Keep in mind, this is only an announcement to open the discussion and ask for feedback. In the writeup, CMS asks specifically for feedback on “how it may impact your current business processes” and “what factors the Committee should consider when determining which requests should be considered for either an April 1 or October 1 implementation date.”
Long-awaited SDOH Codes
The result of a national collaboration convened in 2019 and called the Gravity Project, this proposal (pages 122-128 of the CDC agenda) requests a number of new codes to capture specific data elements identified by the project in domains such as education, homelessness, housing instability, food and transportation insecurity, financial insecurity or hardship, inadequate drinking water and others.
For example, instead of the current single code for homelessness, proposed new codes distinguish between sheltered homelessness (includes motels or other temporary/transitional living situations) and unsheltered homelessness (includes cars, parks and abandoned buildings in addition to living “on the street”).
AI-assisted Procedures, Bioprosthetic Artificial Heart, Customized 3D-printed Spinal Fusion Components and Much, Much More!
Entrepreneurship was on display at the March 9 procedure code session, with plenty of proposals applying for NTAP consideration. Many of them feature the use of AI to do things better and faster than unassisted human eyes and brains.
Transthoracic Echocardiography with Computer-Aided Image Acquisition (page 54 of the CMS agenda) uses a deep learning algorithm called a convolutional neural network (CNN) to give sonographers real-time guidance in obtaining diagnostic quality echocardiographic images.
Computer-Aided Mechanical Aspiration Thrombectomy (page 60 of the CMS agenda) is a system for removing thrombus from a vessel. The smarts in the catheter tip detect when the tip is in thrombus (as opposed to regular blood) so the aspiration pump only turns on the suction for the thrombus.
Two different software products (pages 40 and 47) use machine learning to “read” a CT scan or CT angiography and alert radiologists to pull an image from the queue when the software suspects positive findings—for stroke in one product, and for pulmonary embolism in the other.
Innovations in bioengineering were also well represented by a couple of firsts: the first bioengineered skin graft for thermal burn patients (page 37 of the CMS agenda) that includes both an epidermal and dermal layer and therefore mimics the structure and function of normal human skin; the first fully implantable artificial heart (page 43 of the CMS agenda) contains bioprosthetic surfaces and four biologic heart valves, in addition to a pump that is internal, electrohydraulic and autoregulated—all differences between this system and previous artificial heart systems.
Regrettably, I gave the diagnosis proposals short shrift, and believe it or not there is more cool stuff on the procedure agenda.
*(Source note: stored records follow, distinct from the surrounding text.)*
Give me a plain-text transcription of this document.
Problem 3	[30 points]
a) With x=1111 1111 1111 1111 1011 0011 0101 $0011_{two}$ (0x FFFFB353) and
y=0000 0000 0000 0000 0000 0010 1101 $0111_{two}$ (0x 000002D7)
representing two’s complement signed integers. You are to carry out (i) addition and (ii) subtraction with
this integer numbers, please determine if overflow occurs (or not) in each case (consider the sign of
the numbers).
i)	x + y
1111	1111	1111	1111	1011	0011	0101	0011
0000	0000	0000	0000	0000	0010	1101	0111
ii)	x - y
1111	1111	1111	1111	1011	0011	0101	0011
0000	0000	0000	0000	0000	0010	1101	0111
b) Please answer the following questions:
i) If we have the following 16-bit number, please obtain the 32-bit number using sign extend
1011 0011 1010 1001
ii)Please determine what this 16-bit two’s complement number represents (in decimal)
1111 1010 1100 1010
If you can find time to click through the bookmarked PDFs, there may be proposals I didn’t mention that might interest you.
If you would like to comment on any of the diagnosis or procedure code proposals, below are the email addresses and deadlines.
For procedure code proposals, you can send comments by April 9, 2021 to CMS at ICDProcedureCodeRequest@cms.hhs.gov.
For diagnosis code proposals, you can send comments by May 10, 2021 to NCHS/CDC at nchsicd10CM@cdc.gov.
Rhonda Butler is a clinical research manager with 3M Health Information Systems.